Though they may not have quite known it at the time, in so doing the party essentially surrendered itself to the leader. For if the party does not stand for anything on its own, then it stands for whatever the leader stands for. And since what any leader wants most of all is power — that is what makes him leader — that is all that is left to the party to do: deliver him into power, and keep him there. It isn’t just abortion that Conservatives have been forbidden to debate. It’s everything. People who thought they were seeking power to put into effect certain beliefs find, having got it, that these have all been replaced. Power as a means has become power as an end. As I say, it is a very familiar tale.

There is a role for parties, of course, and in return for the benefits of membership, party members are obliged to accept certain responsibilities. If you are elected on a common platform, for example, you are honour-bound to support that platform. But just because a party takes no position on an issue does not mean its individual members may not. No platform can abolish freedom of speech, and no leader can promise to bar members from presenting private member’s motions in Parliament.

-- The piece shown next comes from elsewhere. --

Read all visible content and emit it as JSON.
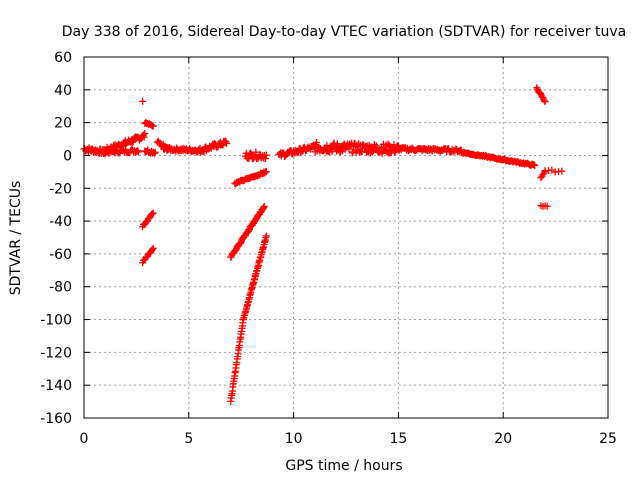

But then, it is not only the Conservative leadership that needs reminding of this. For the suppression of MPs in favour of the leader is an ill that afflicts all parties, to a greater or lesser extent. Members of all parties voted together to deprive Warawa of his rights, at the behest, you may be sure, of their respective leaders. That is whose “team” was really in action at that moment: the party leaders, who whatever their other differences, share a common interest in power, and their own possession of it.